Despite Some Similarities, Don’t Call Her AOC
Sure, a young, Progressive, Latina woman running for Congress with very little political experience… it sounds familiar. But despite those similarities, don’t think of Bacelar as the next Alexandria Ocasio-Cortez. Though truth be told, if you did, you wouldn’t be the first to group these two bold female powerhouses together. In fact, a two-person film crew started trailing Bacelar, presumably for an upcoming documentary under the working title “Agatha for Congress.” We’re guessing that they hoped to create “Knock Down the House” 2.0 based on Bacelar’s story. But she doesn’t want to be a movie star or the next AOC, she just wants to be herself. “I don’t see anyone else with cameras following them. Like, why me?” she says in a Vice article. “I’m trying to acknowledge certain similarities, but also just be me.”
And one thing that really sets Bacelar apart is her experience as an engineer and in the tech sector, qualities she plans to use to help engage young Millennial, San Francisco voters. In fact, she’s counting on those votes (especially votes from young people who historically didn’t cast their ballots) as her ticket to victory. How, you ask? Well, it’s 2020 and for every problem, there’s an app for that. Bacelar’s father, a software engineer, is actually designing an app which will capitalize on this idea of “liquid democracy” and will allow voters to participate in a collective decision-making process. The app, currently named Referenda (working name), will allow San Francisco district residents to not just cast votes, but also propose the ideas and shape decisions in real-time.
“It’s new ways of amassing power rather than having this professional citizen that has to go through the machinery of politics and only they get to make decisions, and then once they’re in office, all they care about is retaining power rather than being responsive to the people,” Bacelar told Vice. “The pilot would be San Francisco.”
Another point of distinction — Bacelar hopes to raise $1 million in cryptocurrency. She understands blockchain technology thanks to her work with Democracy Earth. If a Congressional candidate wants to speak to younger generations and appeal to those Millennial voters, he or she needs to both walk the walk and talk the talk where technology and fundraising is concerned. And Bacelar seems to be doing both with ease.

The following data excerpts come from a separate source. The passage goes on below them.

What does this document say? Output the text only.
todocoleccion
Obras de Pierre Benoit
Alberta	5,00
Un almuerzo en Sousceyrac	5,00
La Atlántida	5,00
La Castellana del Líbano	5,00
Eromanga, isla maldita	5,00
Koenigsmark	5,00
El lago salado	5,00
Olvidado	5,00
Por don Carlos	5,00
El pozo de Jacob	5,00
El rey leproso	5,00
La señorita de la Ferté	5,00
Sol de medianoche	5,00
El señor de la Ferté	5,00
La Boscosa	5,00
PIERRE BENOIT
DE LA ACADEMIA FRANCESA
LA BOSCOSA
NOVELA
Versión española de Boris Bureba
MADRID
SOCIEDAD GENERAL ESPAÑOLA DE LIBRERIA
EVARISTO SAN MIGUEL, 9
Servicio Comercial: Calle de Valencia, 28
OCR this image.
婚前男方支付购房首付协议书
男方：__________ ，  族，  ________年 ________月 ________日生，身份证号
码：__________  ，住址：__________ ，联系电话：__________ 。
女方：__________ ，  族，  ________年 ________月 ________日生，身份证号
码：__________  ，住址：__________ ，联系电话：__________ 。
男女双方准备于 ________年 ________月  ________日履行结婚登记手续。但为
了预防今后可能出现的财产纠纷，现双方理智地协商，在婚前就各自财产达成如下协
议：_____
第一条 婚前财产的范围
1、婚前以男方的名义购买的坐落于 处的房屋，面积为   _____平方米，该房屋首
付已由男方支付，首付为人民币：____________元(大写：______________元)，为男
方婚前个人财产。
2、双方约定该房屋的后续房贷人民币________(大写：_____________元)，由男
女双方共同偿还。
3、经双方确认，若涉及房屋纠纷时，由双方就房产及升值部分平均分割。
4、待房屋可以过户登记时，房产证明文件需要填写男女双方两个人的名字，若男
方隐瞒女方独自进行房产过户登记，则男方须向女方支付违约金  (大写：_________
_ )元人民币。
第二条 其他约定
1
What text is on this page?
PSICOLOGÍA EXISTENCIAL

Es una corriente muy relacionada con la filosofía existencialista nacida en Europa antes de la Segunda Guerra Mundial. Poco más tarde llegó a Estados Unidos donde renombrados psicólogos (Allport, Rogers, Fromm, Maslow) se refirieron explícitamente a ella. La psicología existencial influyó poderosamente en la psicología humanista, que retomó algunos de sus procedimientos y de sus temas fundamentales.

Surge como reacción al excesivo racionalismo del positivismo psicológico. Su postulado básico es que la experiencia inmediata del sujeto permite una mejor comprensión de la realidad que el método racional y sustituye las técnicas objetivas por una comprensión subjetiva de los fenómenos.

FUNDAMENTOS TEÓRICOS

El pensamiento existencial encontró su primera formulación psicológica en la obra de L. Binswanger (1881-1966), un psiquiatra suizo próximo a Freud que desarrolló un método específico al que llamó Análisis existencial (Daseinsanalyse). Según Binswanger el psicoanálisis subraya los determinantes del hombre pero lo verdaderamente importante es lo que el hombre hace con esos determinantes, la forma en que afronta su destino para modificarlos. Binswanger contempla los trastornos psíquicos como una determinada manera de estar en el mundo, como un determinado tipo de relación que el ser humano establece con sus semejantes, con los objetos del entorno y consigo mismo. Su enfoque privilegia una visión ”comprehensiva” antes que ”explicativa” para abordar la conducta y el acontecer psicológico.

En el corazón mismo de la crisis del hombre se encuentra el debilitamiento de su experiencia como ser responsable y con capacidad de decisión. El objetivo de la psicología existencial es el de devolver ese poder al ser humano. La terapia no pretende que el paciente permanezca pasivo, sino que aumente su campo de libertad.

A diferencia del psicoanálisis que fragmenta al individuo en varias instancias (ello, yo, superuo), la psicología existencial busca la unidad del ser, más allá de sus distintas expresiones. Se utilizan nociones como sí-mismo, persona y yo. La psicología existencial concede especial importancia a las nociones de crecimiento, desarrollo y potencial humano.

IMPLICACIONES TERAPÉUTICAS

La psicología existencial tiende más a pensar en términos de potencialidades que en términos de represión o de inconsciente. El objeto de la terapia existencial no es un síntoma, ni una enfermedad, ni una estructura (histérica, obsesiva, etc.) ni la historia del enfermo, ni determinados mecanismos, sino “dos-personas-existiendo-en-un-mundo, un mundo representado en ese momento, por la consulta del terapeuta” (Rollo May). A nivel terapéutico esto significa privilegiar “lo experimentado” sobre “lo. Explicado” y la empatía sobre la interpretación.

Her Road to Success Might Take Time
While Bacelar is certainly ready to take on her competition, she also recognizes that her success is not a guarantee; in fact, it’s pretty unlikely, at least as far as 2020 is concerned. It certainly seems like Pelosi is untouchable in 2020, being that she’s the most powerful Democrat and a liberal icon in this country. But remember, Pelosi is no spring chicken. And Bacelar has her eye on the prize for a post-Pelosi future, likely in 2022.
Think of it this way — if Bacelar is able to be one of the top two candidates for her district in the March primaries, then she’ll advance to the general election. (The top two, regardless of party affiliation, will advance.) While she might not beat Pelosi in that face-off, she would still gain recognition and a following among Progressives, putting her in a prime position to succeed when Pelosi retires. It doesn’t look like Pelosi is hanging up her hat any time soon, but by the end of her next term she’ll be 82 years old, so she might not seek re-election at that point, leaving an opening for a new candidate. And a strong showing in this year’s election could put the Stanford-educated Progressive engineer in an ideal spot as front runner.
“I, frankly, don’t think she can win because Nancy Pelosi is so formidable, lots of money and name recognition,” said Mark Van Landuyt, vice chairman of the California Democratic Party’s Progressive Caucus to Vice. “But this is her last term. So, if [Bacelar] does extraordinarily well, then she will be the front-runner for 2022.”
While we’re not expecting Bacelar to take down Pelosi just yet, let’s just say that stranger things have happened in politics, so we’ll be keeping our eye on this up-and-coming Latina candidate.